= Clare Helminiak =

Clare Helminiak is a rear admiral (retired) in the United States Public Health Service Commissioned Corps. She served as the Chief Medical Officer and Assistant Surgeon General of the United States Public Health Service.

==Biography==
Helminiak received her M.D. from the Medical College of Wisconsin in 1982. The following year, she completed her internship at Michigan State University. In 1998, she received her M.P.H. from the Medical College of Wisconsin.

Helminiak joined the Corps in 1983 in Mescalero, New Mexico as General Medical Officer. From 1984 to 1988, she served at the Alaska Native Medical Center as General Pediatric Officer and Assistant Director of the Alaska Area Native Health Service Hepatitis B Program.

After being a member of the Inactive Reserve from 1988 to 1990, Helminiak returned to active duty in Parker, Arizona as Senior Medical Officer and later Clinical Director of the Colorado River Service Unit.

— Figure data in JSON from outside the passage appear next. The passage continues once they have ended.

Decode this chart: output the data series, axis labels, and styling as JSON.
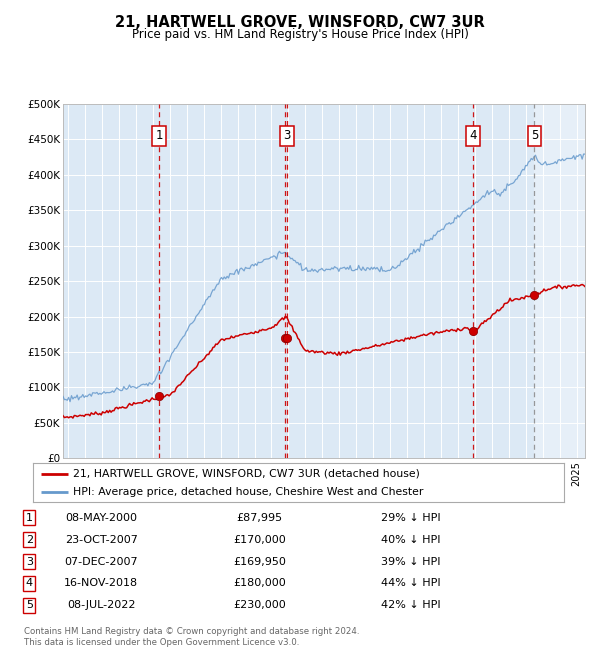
{
  "title": "21, HARTWELL GROVE, WINSFORD, CW7 3UR",
  "subtitle": "Price paid vs. HM Land Registry's House Price Index (HPI)",
  "footnote1": "Contains HM Land Registry data © Crown copyright and database right 2024.",
  "footnote2": "This data is licensed under the Open Government Licence v3.0.",
  "legend_label_red": "21, HARTWELL GROVE, WINSFORD, CW7 3UR (detached house)",
  "legend_label_blue": "HPI: Average price, detached house, Cheshire West and Chester",
  "table": [
    {
      "num": 1,
      "date": "08-MAY-2000",
      "price": "£87,995",
      "pct": "29% ↓ HPI"
    },
    {
      "num": 2,
      "date": "23-OCT-2007",
      "price": "£170,000",
      "pct": "40% ↓ HPI"
    },
    {
      "num": 3,
      "date": "07-DEC-2007",
      "price": "£169,950",
      "pct": "39% ↓ HPI"
    },
    {
      "num": 4,
      "date": "16-NOV-2018",
      "price": "£180,000",
      "pct": "44% ↓ HPI"
    },
    {
      "num": 5,
      "date": "08-JUL-2022",
      "price": "£230,000",
      "pct": "42% ↓ HPI"
    }
  ],
  "sale_years": [
    2000.36,
    2007.81,
    2007.93,
    2018.88,
    2022.52
  ],
  "sale_prices": [
    87995,
    170000,
    169950,
    180000,
    230000
  ],
  "vline_years_red": [
    2000.36,
    2007.93,
    2018.88
  ],
  "vline_year_oct2007": 2007.81,
  "vline_year_gray": 2022.52,
  "ylim": [
    0,
    500000
  ],
  "xlim_start": 1994.7,
  "xlim_end": 2025.5,
  "background_color": "#dce9f5",
  "red_line_color": "#cc0000",
  "blue_line_color": "#6699cc",
  "red_dot_color": "#cc0000",
  "vline_red_color": "#cc0000",
  "vline_gray_color": "#888888",
  "box_color": "#cc0000",
  "hatch_color": "#b8cfe0"
}
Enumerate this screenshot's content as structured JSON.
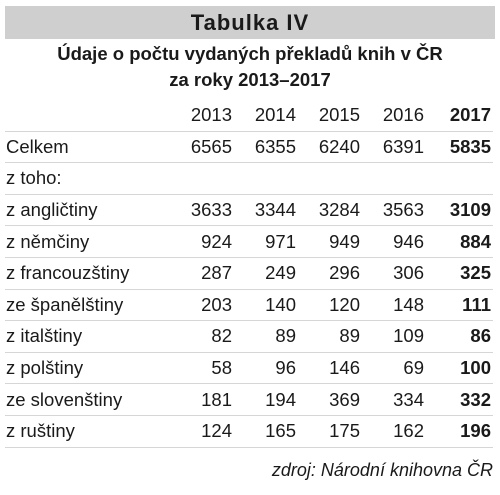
{
  "title": "Tabulka IV",
  "subtitle_line1": "Údaje o počtu vydaných překladů knih v ČR",
  "subtitle_line2": "za roky 2013–2017",
  "years": [
    "2013",
    "2014",
    "2015",
    "2016",
    "2017"
  ],
  "rows": [
    {
      "label": "Celkem",
      "values": [
        "6565",
        "6355",
        "6240",
        "6391",
        "5835"
      ]
    },
    {
      "label": "z toho:",
      "values": [
        "",
        "",
        "",
        "",
        ""
      ]
    },
    {
      "label": "z angličtiny",
      "values": [
        "3633",
        "3344",
        "3284",
        "3563",
        "3109"
      ]
    },
    {
      "label": "z němčiny",
      "values": [
        "924",
        "971",
        "949",
        "946",
        "884"
      ]
    },
    {
      "label": "z francouzštiny",
      "values": [
        "287",
        "249",
        "296",
        "306",
        "325"
      ]
    },
    {
      "label": "ze španělštiny",
      "values": [
        "203",
        "140",
        "120",
        "148",
        "111"
      ]
    },
    {
      "label": "z italštiny",
      "values": [
        "82",
        "89",
        "89",
        "109",
        "86"
      ]
    },
    {
      "label": "z polštiny",
      "values": [
        "58",
        "96",
        "146",
        "69",
        "100"
      ]
    },
    {
      "label": "ze slovenštiny",
      "values": [
        "181",
        "194",
        "369",
        "334",
        "332"
      ]
    },
    {
      "label": "z ruštiny",
      "values": [
        "124",
        "165",
        "175",
        "162",
        "196"
      ]
    }
  ],
  "source": "zdroj: Národní knihovna ČR"
}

Later, she worked on-site in Kabul, Afghanistan on a maternal/child health care reconstruction project for the United States Department of Defense and the United States Department of Health and Human Services.

In 2006, she was responsible for the transfer of the National Disaster Medical System to the Department of Health and Human Services from the United States Department of Homeland Security and the Federal Emergency Management Agency and served as Team Leader for Rapid Deployment Force #5.

From 2007 to 2009, Helminiak, served in the Office of the Vice President of the United States. Her duties included direct interface between the Office of the Vice President with the staffs of the Homeland Security Council and the National Security Council. She later became Deputy Director for Medical Surge in the Office of Preparedness and Emergency Operations of the Office of Public Health Emergency Preparedness and Chief Professional Officer for the Medical Category.

She is a former board member of the Military Officers Association of America.

Awards she has received include the Vice Presidential Service Badge and the Public Health Service Achievement Medal.

In 2022, Medical College of Wisconsin bestowed an honorary doctorate on Helminiak.